Two weeks after my first child was born, the phone calls, well wishers and Facebook posts had tapered off. I was contentedly marveling at this little being that we had created. Then my husband says, “What do you think about having a date night Saturday?” The music in my head stopped abruptly, I sat up in the chair and squeezed Owen a little tighter, a date night, already? My mind started racing with excuses, “I can’t go, I can’t leave him.”
Date night sounds like a great idea until you’ve had a total of eight hours of sleep in three days. You haven’t bathed in as long and it doesn’t matter because all you can smell is spit up and poo. The last thing on earth you want to do is shower, put on make-up and go out with that guy that impregnated you. If you can remember anything through that post-baby fog please take the time to do it anyway. Just go. Even if you don’t get a chance to shower, just go. Even if you fall asleep at the table waiting for your food, just go.
Better yet, plan it out before the baby comes because once you hold that crying bundle of poo in your arms, no matter how badly you want to get away, every fiber of your being will fight against it. At least it did for me. It starts out with valid excuses, I’m breastfeeding and don’t know if I’ll have enough milk to leave for him while I’m away. But soon it turns into any excuse, “he’s colicky, gassy, fussy, didn’t sleep well, hungry, sad, too attached, the dog’s will miss us, my favorite show is on, I can’t go out looking like this,” and on and on and on. The truth of the matter is that once that baby is born there is some annoying instinct that makes it damn near impossible to separate from them. That’s why having the aforementioned plan in place is key.
When I was pregnant I read article after article about making frequent date nights a priority after the baby was born. Because my husband and I were in such a new relationship, I was really concerned about losing track of one another after the baby was born. I talked with both sets of grandparents and got their consent to take turns watching the baby every other week so that Jeff and I could have an evening to ourselves. We are tremendously blessed to have both sets of parents that live so close and are eager to help. If you aren’t as fortunate, then it’s all that much more important to make a plan for after the baby.

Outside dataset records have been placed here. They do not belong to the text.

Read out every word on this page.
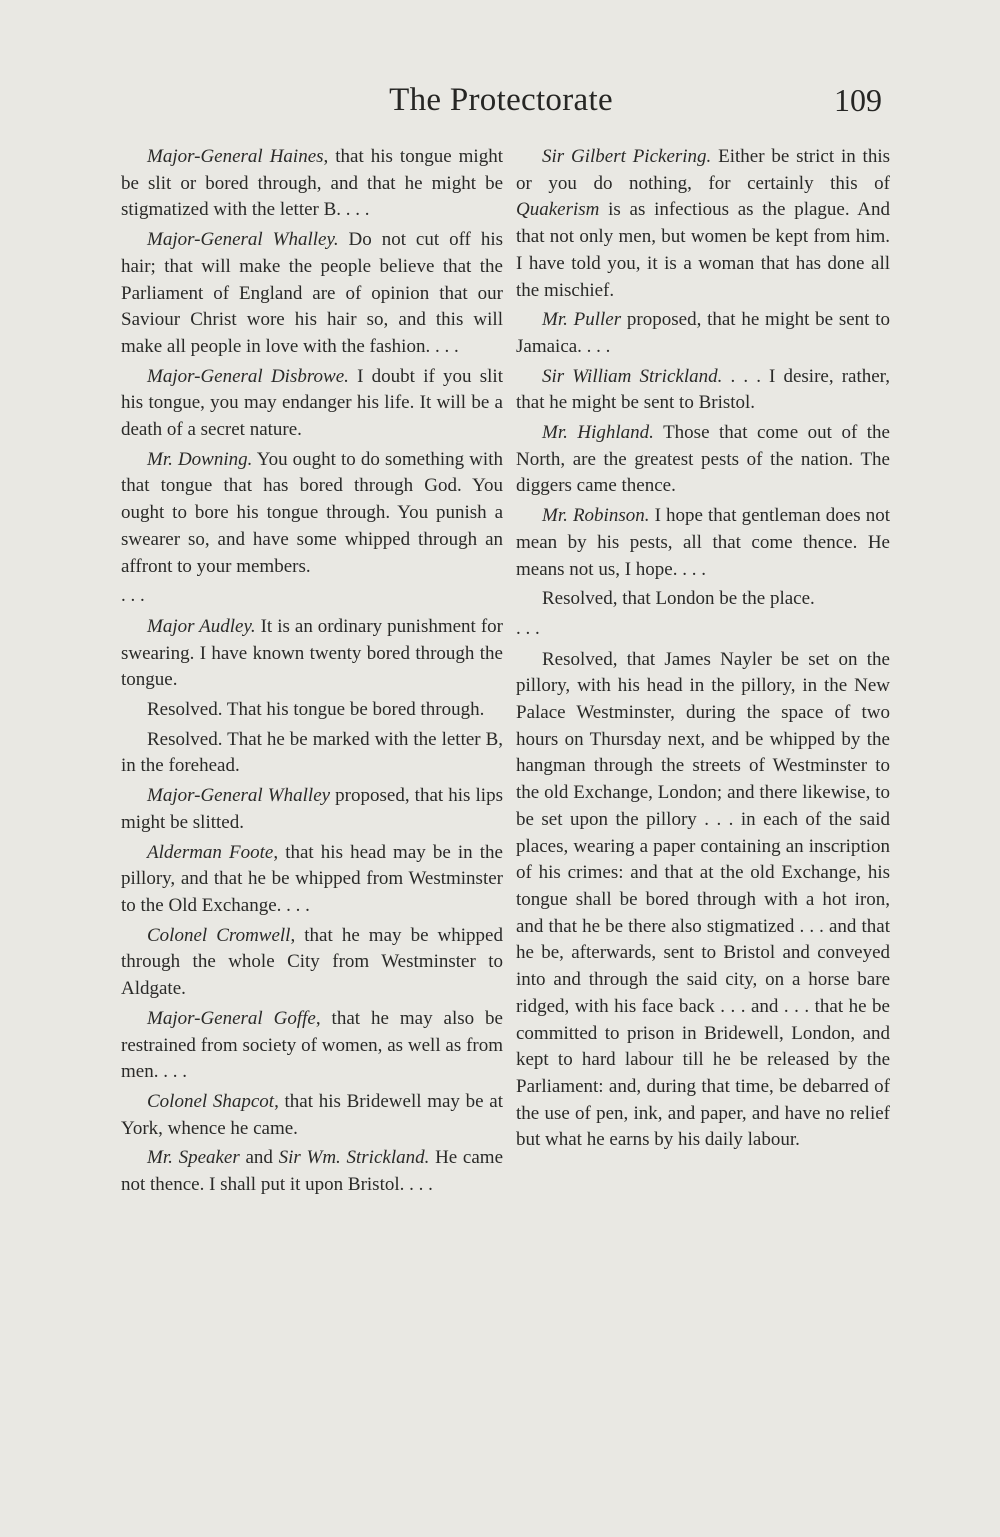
The Protectorate	109

Major-General Haines, that his tongue might be slit or bored through, and that he might be stigmatized with the letter B. . . .

Major-General Whalley. Do not cut off his hair; that will make the people believe that the Parliament of England are of opinion that our Saviour Christ wore his hair so, and this will make all people in love with the fashion. . . .

Major-General Disbrowe. I doubt if you slit his tongue, you may endanger his life. It will be a death of a secret nature.

Mr. Downing. You ought to do something with that tongue that has bored through God. You ought to bore his tongue through. You punish a swearer so, and have some whipped through an affront to your members.

. . .

Major Audley. It is an ordinary punishment for swearing. I have known twenty bored through the tongue.

Resolved. That his tongue be bored through.

Resolved. That he be marked with the letter B, in the forehead.

Major-General Whalley proposed, that his lips might be slitted.

Alderman Foote, that his head may be in the pillory, and that he be whipped from Westminster to the Old Exchange. . . .

Colonel Cromwell, that he may be whipped through the whole City from Westminster to Aldgate.

Major-General Goffe, that he may also be restrained from society of women, as well as from men. . . .

Colonel Shapcot, that his Bridewell may be at York, whence he came.

Mr. Speaker and Sir Wm. Strickland. He came not thence. I shall put it upon Bristol. . . .

Sir Gilbert Pickering. Either be strict in this or you do nothing, for certainly this of Quakerism is as infectious as the plague. And that not only men, but women be kept from him. I have told you, it is a woman that has done all the mischief.

Mr. Puller proposed, that he might be sent to Jamaica. . . .

Sir William Strickland. . . . I desire, rather, that he might be sent to Bristol.

Mr. Highland. Those that come out of the North, are the greatest pests of the nation. The diggers came thence.

Mr. Robinson. I hope that gentleman does not mean by his pests, all that come thence. He means not us, I hope. . . .

Resolved, that London be the place.

. . .

Resolved, that James Nayler be set on the pillory, with his head in the pillory, in the New Palace Westminster, during the space of two hours on Thursday next, and be whipped by the hangman through the streets of Westminster to the old Exchange, London; and there likewise, to be set upon the pillory . . . in each of the said places, wearing a paper containing an inscription of his crimes: and that at the old Exchange, his tongue shall be bored through with a hot iron, and that he be there also stigmatized . . . and that he be, afterwards, sent to Bristol and conveyed into and through the said city, on a horse bare ridged, with his face back . . . and . . . that he be committed to prison in Bridewell, London, and kept to hard labour till he be released by the Parliament: and, during that time, be debarred of the use of pen, ink, and paper, and have no relief but what he earns by his daily labour.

Talk to your friends and ask around about babysitters. (See Care.com) Meet or visit them while they are watching other children to see if you are comfortable with them. Make a plan to have them meet the baby after he is born. Schedule a time for the caregiver to meet your child before you’ve even had the baby. It will be one less thing for you to think about after the baby is born. If money is tight, as it most certainly was with us then start putting $5 a week into a freedom jar. That might not seem like much now but when you are living on cereal and soup for two weeks straight, the idea of a hot meal prepared for you without a crying baby at your breast will sound like paradise.

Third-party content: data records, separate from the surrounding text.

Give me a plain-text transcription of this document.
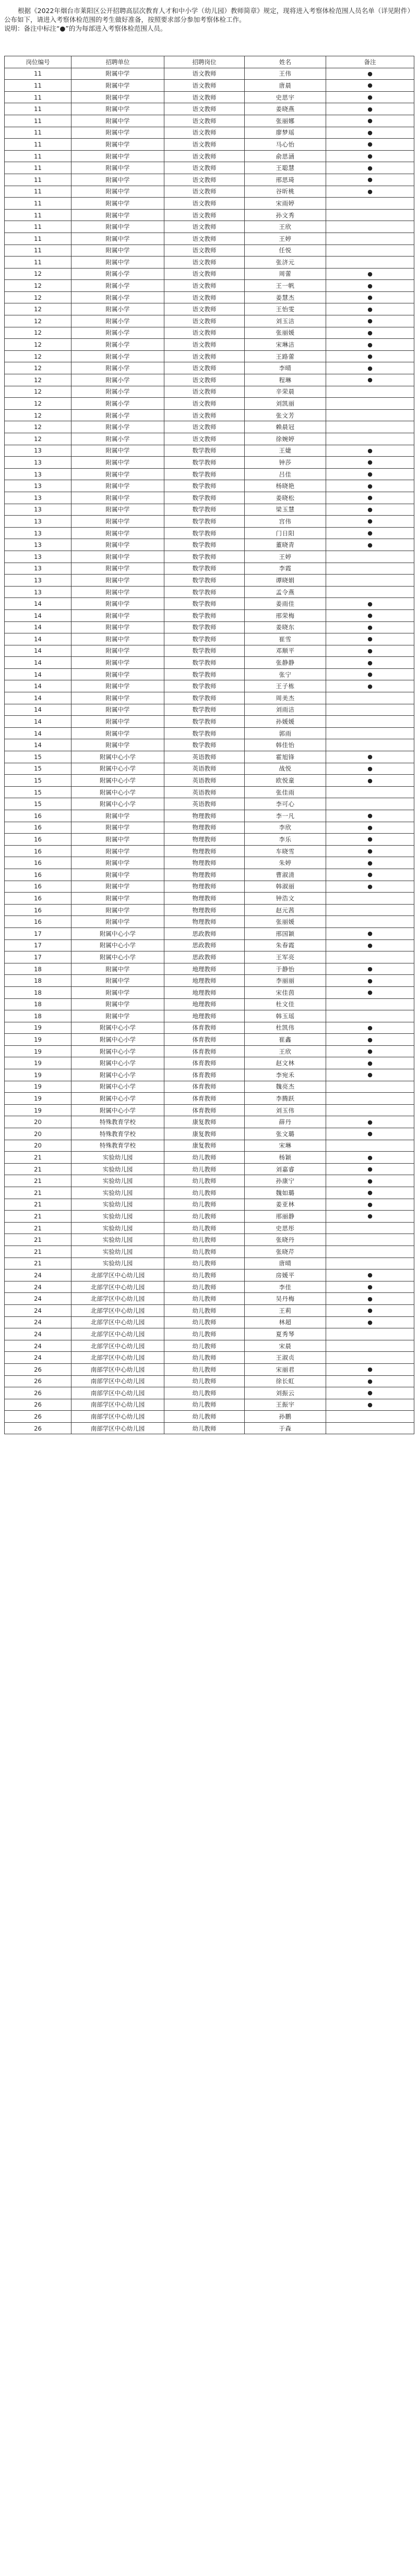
根据《2022年烟台市莱阳区公开招聘高层次教育人才和中小学（幼儿园）教师简章》规定，现将进入考察体检范围人员名单（详见附件）公布如下，请进入考察体检范围的考生做好准备，按照要求部分参加考察体检工作。

说明：备注中标注“●”的为每部进入考察体检范围人员。

岗位编号	招聘单位	招聘岗位	姓名	备注
11	附属中学	语文教师	王伟	●
11	附属中学	语文教师	唐晨	●
11	附属中学	语文教师	史思宇	●
11	附属中学	语文教师	姜晓燕	●
11	附属中学	语文教师	张丽娜	●
11	附属中学	语文教师	廖梦瑶	●
11	附属中学	语文教师	马心怡	●
11	附属中学	语文教师	俞思涵	●
11	附属中学	语文教师	王聪慧	●
11	附属中学	语文教师	邢思琦	●
11	附属中学	语文教师	谷昕桃	●
11	附属中学	语文教师	宋雨婷	
11	附属中学	语文教师	孙文秀	
11	附属中学	语文教师	王欣	
11	附属中学	语文教师	王婷	
11	附属中学	语文教师	任悦	
11	附属中学	语文教师	张济元	
12	附属小学	语文教师	周蕾	●
12	附属小学	语文教师	王一帆	●
12	附属小学	语文教师	姜慧杰	●
12	附属小学	语文教师	王怡雯	●
12	附属小学	语文教师	刘玉洁	●
12	附属小学	语文教师	张丽媛	●
12	附属小学	语文教师	宋琳洁	●
12	附属小学	语文教师	王路蕾	●
12	附属小学	语文教师	李晴	●
12	附属小学	语文教师	程琳	●
12	附属小学	语文教师	辛荣晨	
12	附属小学	语文教师	刘凯丽	
12	附属小学	语文教师	张文芳	
12	附属小学	语文教师	赖晨冠	
12	附属小学	语文教师	徐婉婷	
13	附属中学	数学教师	王婕	●
13	附属中学	数学教师	钟莎	●
13	附属中学	数学教师	吕佳	●
13	附属中学	数学教师	杨晓艳	●
13	附属中学	数学教师	姜晓松	●
13	附属中学	数学教师	梁玉慧	●
13	附属中学	数学教师	宫伟	●
13	附属中学	数学教师	门日阳	●
13	附属中学	数学教师	董晓青	●
13	附属中学	数学教师	王婷	
13	附属中学	数学教师	李霞	
13	附属中学	数学教师	谭晓娟	
13	附属中学	数学教师	孟令燕	
14	附属中学	数学教师	姜雨佳	●
14	附属中学	数学教师	邢荣梅	●
14	附属中学	数学教师	姜晓东	●
14	附属中学	数学教师	崔雪	●
14	附属中学	数学教师	邓顺平	●
14	附属中学	数学教师	张静静	●
14	附属中学	数学教师	张宁	●
14	附属中学	数学教师	王子栋	●
14	附属中学	数学教师	周美杰	
14	附属中学	数学教师	刘雨洁	
14	附属中学	数学教师	孙媛媛	
14	附属中学	数学教师	郭雨	
14	附属中学	数学教师	韩佳怡	
15	附属中心小学	英语教师	霍旭锋	●
15	附属中心小学	英语教师	战悦	●
15	附属中心小学	英语教师	欧悦童	●
15	附属中心小学	英语教师	张佳雨	
15	附属中心小学	英语教师	李可心	
16	附属中学	物理教师	李一凡	●
16	附属中学	物理教师	李欣	●
16	附属中学	物理教师	李乐	●
16	附属中学	物理教师	车晓雪	●
16	附属中学	物理教师	朱婷	●
16	附属中学	物理教师	曹淑清	●
16	附属中学	物理教师	韩淑丽	●
16	附属中学	物理教师	钟浩文	
16	附属中学	物理教师	赵元茜	
16	附属中学	物理教师	张丽媛	
17	附属中心小学	思政教师	邢国颖	●
17	附属中心小学	思政教师	朱春霞	●
17	附属中心小学	思政教师	王军亮	
18	附属中学	地理教师	于静怡	●
18	附属中学	地理教师	李丽丽	●
18	附属中学	地理教师	宋佳茵	●
18	附属中学	地理教师	杜文佳	
18	附属中学	地理教师	韩玉瑶	
19	附属中心小学	体育教师	杜凯伟	●
19	附属中心小学	体育教师	崔鑫	●
19	附属中心小学	体育教师	王欣	●
19	附属中心小学	体育教师	赵文林	●
19	附属中心小学	体育教师	李宛禾	●
19	附属中心小学	体育教师	魏亮杰	
19	附属中心小学	体育教师	李腾跃	
19	附属中心小学	体育教师	刘玉伟	
20	特殊教育学校	康复教师	薛丹	●
20	特殊教育学校	康复教师	张文璐	●
20	特殊教育学校	康复教师	宋琳	
21	实验幼儿园	幼儿教师	杨颖	●
21	实验幼儿园	幼儿教师	刘嘉睿	●
21	实验幼儿园	幼儿教师	孙康宁	●
21	实验幼儿园	幼儿教师	魏如璐	●
21	实验幼儿园	幼儿教师	姜亚林	●
21	实验幼儿园	幼儿教师	邢丽静	●
21	实验幼儿园	幼儿教师	史思彤	
21	实验幼儿园	幼儿教师	张晓丹	
21	实验幼儿园	幼儿教师	张晓芹	
21	实验幼儿园	幼儿教师	唐晴	
24	北部学区中心幼儿园	幼儿教师	房媛平	●
24	北部学区中心幼儿园	幼儿教师	李佳	●
24	北部学区中心幼儿园	幼儿教师	吴丹梅	●
24	北部学区中心幼儿园	幼儿教师	王莉	●
24	北部学区中心幼儿园	幼儿教师	林超	●
24	北部学区中心幼儿园	幼儿教师	夏秀琴	
24	北部学区中心幼儿园	幼儿教师	宋晨	
24	北部学区中心幼儿园	幼儿教师	王淑贞	
26	南部学区中心幼儿园	幼儿教师	宋丽君	●
26	南部学区中心幼儿园	幼儿教师	徐长虹	●
26	南部学区中心幼儿园	幼儿教师	刘振云	●
26	南部学区中心幼儿园	幼儿教师	王振宇	●
26	南部学区中心幼儿园	幼儿教师	孙鹏	
26	南部学区中心幼儿园	幼儿教师	于森	
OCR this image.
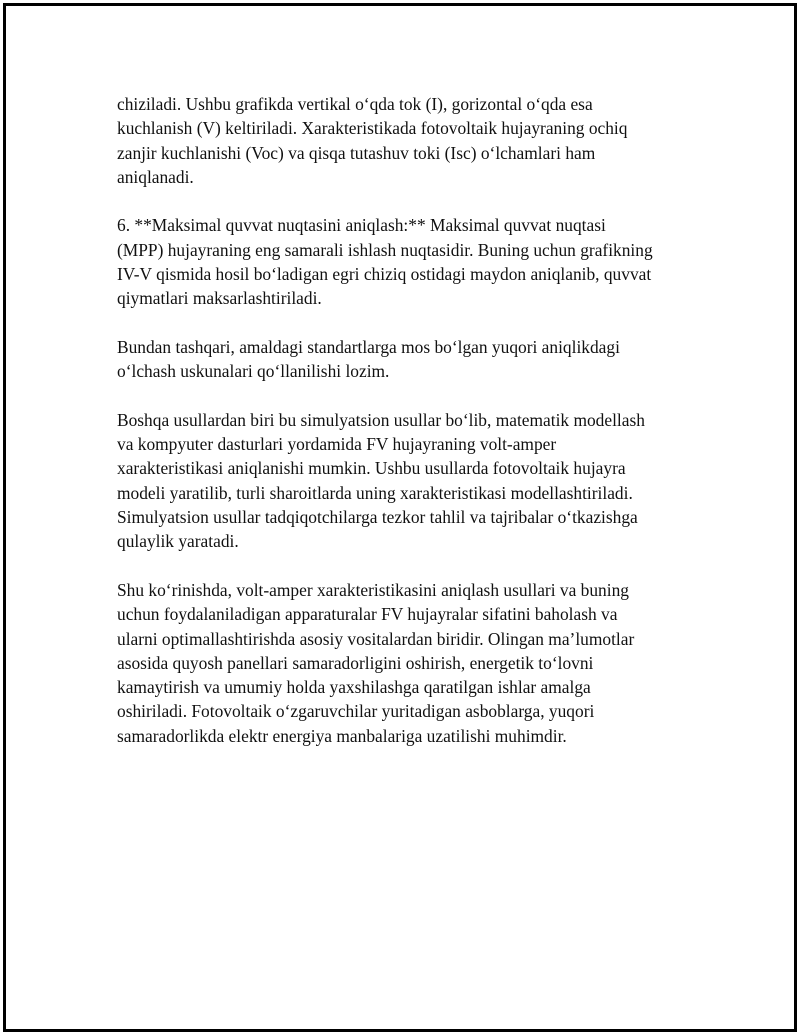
chiziladi. Ushbu grafikda vertikal o‘qda tok (I), gorizontal o‘qda esa
kuchlanish (V) keltiriladi. Xarakteristikada fotovoltaik hujayraning ochiq
zanjir kuchlanishi (Voc) va qisqa tutashuv toki (Isc) o‘lchamlari ham
aniqlanadi.

6. **Maksimal quvvat nuqtasini aniqlash:** Maksimal quvvat nuqtasi
(MPP) hujayraning eng samarali ishlash nuqtasidir. Buning uchun grafikning
IV-V qismida hosil bo‘ladigan egri chiziq ostidagi maydon aniqlanib, quvvat
qiymatlari maksarlashtiriladi.

Bundan tashqari, amaldagi standartlarga mos bo‘lgan yuqori aniqlikdagi
o‘lchash uskunalari qo‘llanilishi lozim.

Boshqa usullardan biri bu simulyatsion usullar bo‘lib, matematik modellash
va kompyuter dasturlari yordamida FV hujayraning volt-amper
xarakteristikasi aniqlanishi mumkin. Ushbu usullarda fotovoltaik hujayra
modeli yaratilib, turli sharoitlarda uning xarakteristikasi modellashtiriladi.
Simulyatsion usullar tadqiqotchilarga tezkor tahlil va tajribalar o‘tkazishga
qulaylik yaratadi.

Shu ko‘rinishda, volt-amper xarakteristikasini aniqlash usullari va buning
uchun foydalaniladigan apparaturalar FV hujayralar sifatini baholash va
ularni optimallashtirishda asosiy vositalardan biridir. Olingan ma’lumotlar
asosida quyosh panellari samaradorligini oshirish, energetik to‘lovni
kamaytirish va umumiy holda yaxshilashga qaratilgan ishlar amalga
oshiriladi. Fotovoltaik o‘zgaruvchilar yuritadigan asboblarga, yuqori
samaradorlikda elektr energiya manbalariga uzatilishi muhimdir.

Anyway, back to me and date night. There I was, lost in my post baby bliss, gazing at my two week old sons sleeping face when I heard my husband say, “What do you think about having a date night Saturday?” The music in my head stopped abruptly, I sat up in the chair and squeezed Owen a little tighter, a date night, already? My mind started racing with excuses, “I can’t go, I can’t leave him.”
He must have seen the the terror in my eyes because he smiled and reminded me how important it was to the both of us before we’d had Owen to carve out some time for each other. He told me that he missed me and I realized that I missed him too. I felt torn and in a panic. The baby was so little. What if he got scared? What if he started to cry and they couldn’t comfort him? What if he choked or got hurt while we were gone? I did the only thing I know to do when fear creeps in, I took a deep breath, said a prayer and agreed to go.
Three nights later, I dropped my two week old son off at my mother-in-laws house along with a diaper bag overflowing with a week’s worth of things. I kissed him on his head and we left for our date. I’m surprised that I agreed to a movie. I don’t remember what movie it was, but I do remember it being long. I held my phone in my hand the entire time. Checking often to make sure I didn’t miss a call even though the ringer was on low and set to vibrate. The first night out wasn’t much fun for me. I ached to be with my baby and I couldn’t concentrate on anything but getting back to him. However, it taught me to trust someone else with him which was extremely important for my overall mental well-being. As a parent the terrifying thought will come, what if something happens to me? It’s one of my biggest fears to this day aside from something happening to my husband or children. It’s important for me to know that my children are comfortable having others look after them just in case I’m unable to.
When we returned from our date, it felt wonderful to hold him again, it felt like I was home. I have to admit that I did feel a bit more rested having spent a few hours away from him. I listened as my mother-in-law gushed about all the noises he made. How she held him the entire hour that he napped and how he drank almost an entire bottle and had difficulty burping, two wet diapers and a poop. I still remember the details, but not the movie we watched. I was able to relax realizing that it was okay to take a break once in a while. The next week we left him with my Mom, which was easier for me mostly because it’s my mom but also because I had faced a lot of my fears and anxieties about leaving Owen for a couple of hours the week before.
While we were a family of three, my husband and I committed to going on a date night at least every other week. We didn’t always have the money to go out to eat or to the movies. Sometimes we’d just drop him off at the grandparents and then race home to make love and enjoy some time to ourselves without worrying about waking the baby. We’d rent movies and watch them at home or just take a nap. A luxurious, uninterrupted nap. We would go for walks, hikes or have a picnic by the beach.
When baby number two came along date nights became a little more difficult. Because of Owen’s inability to handle Eli’s cries they needed to be separated. (See Life After Autism.) We had to have both sets of grandparents available to watch the kids in order for us to have a date night. Needless to say our date nights became a lot of work to schedule and would often times be pushed to monthly. During the weekends that we didn’t have a sitter we made it a priority to set time aside after we put the kids to bed to focus on one another. Establishing a bedtime as early and as consistent as possible has been key to our marriage’s survival. It gives us a little bit of time at the end of the day to talk about our days and reconnect. Sometimes that means sitting on the couch together and staring at our phones but we’re together nonetheless. We’ve had many ups and downs in our short marriage. If we hadn’t continued making our relationship a priority then I doubt our marriage would still be intact. Certainly not as strong as it is.
I believe that the relationship you have with your spouse is the most important relationship of your life. More important than your relationship with your children even. The two of you created these children and your job is to raise them to live independent lives. Someday, they will be grown and searching the world for their own happiness and it will be just the two of us again. I don’t want to spend 25 years of my life with someone, raising our children together only to realize that we have nothing in common after all of that time. That’s why it’s so important to nurture and cultivate your relationship, especially through the years with small children. I’m looking forward to retirement with my husband. There are so many places I want to travel with him. Hopefully we’ll have the opportunity to watch our own grandkids. Giving our boys and their spouses a date night so they too can enjoy some quiet and reconnect.